Further, the Department's position that the Court of Claims should be able to examine the issue of IBM's 2008 taxes under 2014 PA 282 is untenable. In Int'l Business Machines, 496 Mich. at 645, our Supreme Court conclusively determined that IBM could use the Compact's apportionment formula for purposes of the 2008 taxes. Under the Department's theory, the issue of the proper apportionment formula relative to IBM's 2008 taxes could be litigated endlessly on the basis of any future statutory changes bearing on the question. Collateral estoppel principles preclude such an approach. See Monat v. State Farm Ins. Co., 469 Mich. 679, 682–684; 677 NW2d 843 (2004). Again, the case had effectively been concluded, except for the formal entry of the judgment. Additionally, it is well-established that “the Legislature may not reverse a judicial decision,” Gen. Motors Corp. v. Dep't of Treasury, 290 Mich.App 355, 372–373; 803 NW2d 698 (2010), and that “only the Supreme Court has the authority to overrule its own decisions,” People v. Crockran, 292 Mich.App 253, 256; 808 NW2d 499 (2011). If 2014 PA 282 is specifically applied in order to ascertain the apportionment formula available to IBM with respect to its 2008 business taxes, it would effectively result in the impermissible legislative reversal of Int'l Business Machines. Similarly, in ignoring the remand directive and ordering application of 2014 PA 282 to IBM's 2008 taxes in connection to the apportionment formula, the Court of Claims essentially and improperly reversed the ruling in Int'l Business Machines. And recall that the Supreme Court was fully cognizant of 2014 PA 282 when ruling to deny the Department's motion for rehearing. If the Supreme Court wishes to revisit the issue on an application for leave to appeal, it of course has that prerogative, but neither this Court nor the Court of Claims is in the position to alter the ruling and ignore the remand directive in Int'l Business Machines, 496 Mich. 642.

Finally, this Court's opinion in Gillette Commercial Operations North America & Subsidiaries v.

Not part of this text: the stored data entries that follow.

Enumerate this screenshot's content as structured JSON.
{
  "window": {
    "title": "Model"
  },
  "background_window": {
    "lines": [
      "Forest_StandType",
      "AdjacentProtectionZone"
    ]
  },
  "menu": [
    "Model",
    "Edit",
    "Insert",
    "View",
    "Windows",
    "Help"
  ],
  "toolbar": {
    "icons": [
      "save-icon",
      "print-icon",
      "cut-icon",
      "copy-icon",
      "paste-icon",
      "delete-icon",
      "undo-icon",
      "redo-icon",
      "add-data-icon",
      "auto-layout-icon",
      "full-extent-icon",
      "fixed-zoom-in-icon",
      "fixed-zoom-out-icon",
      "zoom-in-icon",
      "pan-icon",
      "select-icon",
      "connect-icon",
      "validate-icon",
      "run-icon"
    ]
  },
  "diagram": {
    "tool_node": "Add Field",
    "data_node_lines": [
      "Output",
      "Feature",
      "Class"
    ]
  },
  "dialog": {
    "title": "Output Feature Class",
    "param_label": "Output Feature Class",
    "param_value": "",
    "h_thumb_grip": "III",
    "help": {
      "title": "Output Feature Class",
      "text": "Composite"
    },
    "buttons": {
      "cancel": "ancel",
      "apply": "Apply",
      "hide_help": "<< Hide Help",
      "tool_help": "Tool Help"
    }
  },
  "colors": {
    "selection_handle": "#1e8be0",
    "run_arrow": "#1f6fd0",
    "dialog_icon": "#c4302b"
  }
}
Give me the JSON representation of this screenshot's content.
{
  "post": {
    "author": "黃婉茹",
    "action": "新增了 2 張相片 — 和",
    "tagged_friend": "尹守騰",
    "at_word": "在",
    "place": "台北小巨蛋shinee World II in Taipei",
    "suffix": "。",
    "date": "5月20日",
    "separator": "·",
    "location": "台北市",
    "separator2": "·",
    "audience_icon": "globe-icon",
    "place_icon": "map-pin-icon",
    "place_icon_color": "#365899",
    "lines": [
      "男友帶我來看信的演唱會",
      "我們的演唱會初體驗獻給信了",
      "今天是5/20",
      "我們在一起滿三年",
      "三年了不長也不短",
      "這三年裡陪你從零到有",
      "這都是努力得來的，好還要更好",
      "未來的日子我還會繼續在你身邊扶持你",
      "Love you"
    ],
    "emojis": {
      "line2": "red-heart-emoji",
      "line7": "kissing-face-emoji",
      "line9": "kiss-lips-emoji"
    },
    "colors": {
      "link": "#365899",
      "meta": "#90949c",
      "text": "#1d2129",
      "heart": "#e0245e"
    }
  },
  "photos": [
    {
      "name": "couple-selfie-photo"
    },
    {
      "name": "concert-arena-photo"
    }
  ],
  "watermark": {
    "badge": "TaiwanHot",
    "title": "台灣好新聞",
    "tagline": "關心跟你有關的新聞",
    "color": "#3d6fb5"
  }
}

Dep't of Treasury, 312 Mich.App 394; ––– NW2d –––– (2015), does not and cannot change our analysis. Gillette addressed numerous state and federal constitutional arguments challenging 2014 PA 282 and the retroactive character of the legislation. This Court found that 2014 PA 282 is constitutionally sound. Id. at 401. That said, the Gillette opinion could not overrule or reverse the Supreme Court's earlier opinion in Int'l Business Machines and the resolution of the specific tax issues addressed therein. See Crockran, 292 Mich.App at 256. IBM is entitled to the protection afforded it under the Int'l Business Machines decision, although with respect to other taxes not addressed in the opinion but caught under the umbrella of 2014 PA 282, those taxes would be subject to 2014 PA 282 as construed by the Gillette panel. There is a distinction between applying 2014 PA 282, as upheld in Gillette, to alter the specific resolution in Int'l Business Machines of the apportionment-formula question pertaining to IBM's 2008 taxes, which is not permissible under the ruling and remand directive, and applying 2014 PA 282 to all other pending tax disputes, recognizing that the Legislature was free to change the law in response to Int'l Business Machines.

Reversed and remanded for entry of judgment in favor of IBM. We do not retain jurisdiction. Having fully prevailed on appeal, taxable costs are awarded to IBM under MCR 7.219.


1.  The Ninth Circuit concluded that an administrative law judge (ALJ) did not violate the rule of mandate in the case by taking new evidence on a matter, given that the “remand order did not preclude the ALJ from taking [the] new evidence.” Stacy, ––– F3d at ––––; slip op at 3.